Se trató del vigésimo octavo combate mundialista del patagónico, algunos de los cuales afrontó en cuadriláteros de Italia, Francia, España y Estados Unidos a lo largo de 11 años. Asimismo, fue la novena defensa del cetro que había conquistado el 15 de mayo de 2010, cuando batió al nicaragüense Everth Briceño por puntos en el Luna Park.
El sábado a la medianoche tuvo el control de las acciones de principio a fin frente a un joven boxeador azteca que hacía su debut en el exterior. Carmona trató de imponer su mayor alcance de brazos, pero en ningún momento consiguió impedir que el local acortara la distancia y lo golpeara en las zonas blandas. Así cayó a la lona en el sexto capítulo y en el siguiente fue protegido por su rincón, que arrojó la toalla cuando Narváez lo tenía contra las cuerdas.
‘El Huracán"’ (52,100 kilos), nacido en Trelew hace 38 años, tiene un récord conformado por 41 peleas ganadas, 22 de ellas por nocaut, una perdida y dos empatadas. Reinó en la división inferior desde 2002 hasta 2010, año en el que subió de categoría, y posteriormente fue distinguido como supercampeón por la Organización Mundial de Boxeo.

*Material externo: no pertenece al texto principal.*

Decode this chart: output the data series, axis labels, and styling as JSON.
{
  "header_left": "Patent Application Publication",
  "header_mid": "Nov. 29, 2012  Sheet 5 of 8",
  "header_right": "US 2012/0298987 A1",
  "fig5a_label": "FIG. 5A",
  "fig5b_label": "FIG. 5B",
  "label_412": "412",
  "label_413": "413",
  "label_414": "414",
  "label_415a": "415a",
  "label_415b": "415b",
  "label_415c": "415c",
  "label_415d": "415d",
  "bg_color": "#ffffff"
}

“En contra tengo la edad, pero uno tiene que jugar con eso, hay que aprovecharlo”, soltó Narváez, luego de su 16° defensa, novena en la categoría supermosca. “Estoy orgulloso del boxeo argentino porque está pasando el mejor momento de la historia”, completó el campeón tras el triunfo, en referencia, claro, a la gran temporada que tuvo nuestro pugilato en 2013, que entre otras cosas, tuvo festejos con Maravilla Martínez, ganándole a Murray en Vélez, allá por abril, y también con el Chino Maidana, quien dio el gran golpe en casa ajena al destronar a Broner, hace apenas una semana.